Durante la missione congiunta OMS-Cina sul COVID-19, l'OMS e la Cina hanno identificato congiuntamente una serie di aree di ricerca prioritarie per colmare le lacune di conoscenza sulla malattia da coronavirus nel 2019, tra cui l'esplorazione della fonte animale della malattia da coronavirus 2019. L'OMS è stata informata che la Cina ha condotto o prevede di condurre una serie di studi per esplorare la fonte dell'epidemia, tra cui ricerche su pazienti con sintomi a Wuhan e nelle aree circostanti alla fine del 2019, campionamenti ambientali di mercati e allevamenti nelle aree in cui sono state riscontrate le prime infezioni umane e registrazioni dettagliate delle fonti e delle tipologie di animali selvatici e animali da allevamento presenti sul mercato.

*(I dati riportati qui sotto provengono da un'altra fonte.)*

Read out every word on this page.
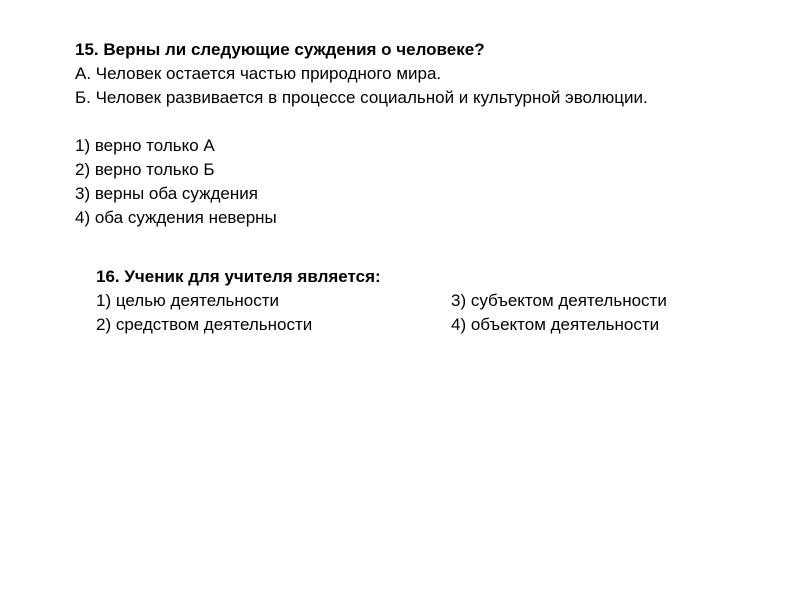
15. Верны ли следующие суждения о человеке?
А. Человек остается частью природного мира.
Б. Человек развивается в процессе социальной и культурной эволюции.
1) верно только А
2) верно только Б
3) верны оба суждения
4) оба суждения неверны
16. Ученик для учителя является:
1) целью деятельности	3) субъектом деятельности
2) средством деятельности	4) объектом деятельности
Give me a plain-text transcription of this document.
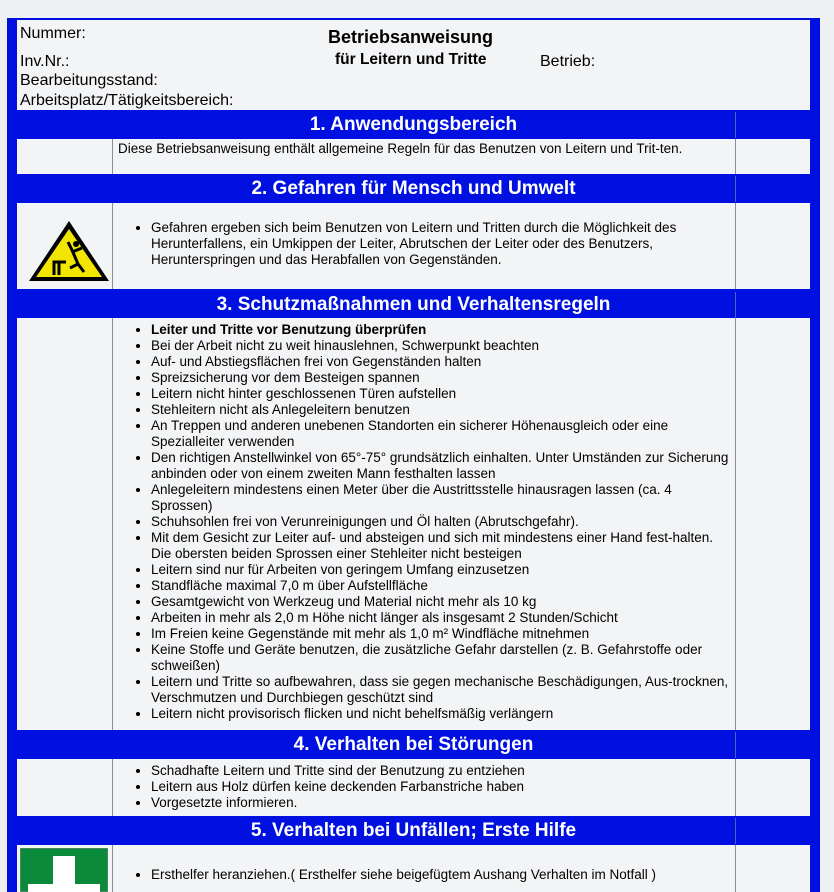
Nummer:
Inv.Nr.:
Bearbeitungsstand:
Arbeitsplatz/Tätigkeitsbereich:
Betriebsanweisung
für Leitern und Tritte	Betrieb:
1. Anwendungsbereich
Diese Betriebsanweisung enthält allgemeine Regeln für das Benutzen von Leitern und Trit-ten.
2. Gefahren für Mensch und Umwelt
• Gefahren ergeben sich beim Benutzen von Leitern und Tritten durch die Möglichkeit des Herunterfallens, ein Umkippen der Leiter, Abrutschen der Leiter oder des Benutzers, Herunterspringen und das Herabfallen von Gegenständen.
3. Schutzmaßnahmen und Verhaltensregeln
• Leiter und Tritte vor Benutzung überprüfen
• Bei der Arbeit nicht zu weit hinauslehnen, Schwerpunkt beachten
• Auf- und Abstiegsflächen frei von Gegenständen halten
• Spreizsicherung vor dem Besteigen spannen
• Leitern nicht hinter geschlossenen Türen aufstellen
• Stehleitern nicht als Anlegeleitern benutzen
• An Treppen und anderen unebenen Standorten ein sicherer Höhenausgleich oder eine Spezialleiter verwenden
• Den richtigen Anstellwinkel von 65°-75° grundsätzlich einhalten. Unter Umständen zur Sicherung anbinden oder von einem zweiten Mann festhalten lassen
• Anlegeleitern mindestens einen Meter über die Austrittsstelle hinausragen lassen (ca. 4 Sprossen)
• Schuhsohlen frei von Verunreinigungen und Öl halten (Abrutschgefahr).
• Mit dem Gesicht zur Leiter auf- und absteigen und sich mit mindestens einer Hand fest-halten. Die obersten beiden Sprossen einer Stehleiter nicht besteigen
• Leitern sind nur für Arbeiten von geringem Umfang einzusetzen
• Standfläche maximal 7,0 m über Aufstellfläche
• Gesamtgewicht von Werkzeug und Material nicht mehr als 10 kg
• Arbeiten in mehr als 2,0 m Höhe nicht länger als insgesamt 2 Stunden/Schicht
• Im Freien keine Gegenstände mit mehr als 1,0 m² Windfläche mitnehmen
• Keine Stoffe und Geräte benutzen, die zusätzliche Gefahr darstellen (z. B. Gefahrstoffe oder schweißen)
• Leitern und Tritte so aufbewahren, dass sie gegen mechanische Beschädigungen, Aus-trocknen, Verschmutzen und Durchbiegen geschützt sind
• Leitern nicht provisorisch flicken und nicht behelfsmäßig verlängern
4. Verhalten bei Störungen
• Schadhafte Leitern und Tritte sind der Benutzung zu entziehen
• Leitern aus Holz dürfen keine deckenden Farbanstriche haben
• Vorgesetzte informieren.
5. Verhalten bei Unfällen; Erste Hilfe
• Ersthelfer heranziehen.( Ersthelfer siehe beigefügtem Aushang Verhalten im Notfall )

I risultati degli studi sopra citati saranno cruciali per prevenire epidemie simili. La Cina possiede inoltre le capacità cliniche, epidemiologiche e di laboratorio necessarie per condurre tali studi.
Attualmente l'OMS non è coinvolta in progetti di ricerca relativi alla Cina, ma è interessata e disponibile a partecipare a ricerche sulle origini degli animali con partner internazionali, su invito del governo cinese.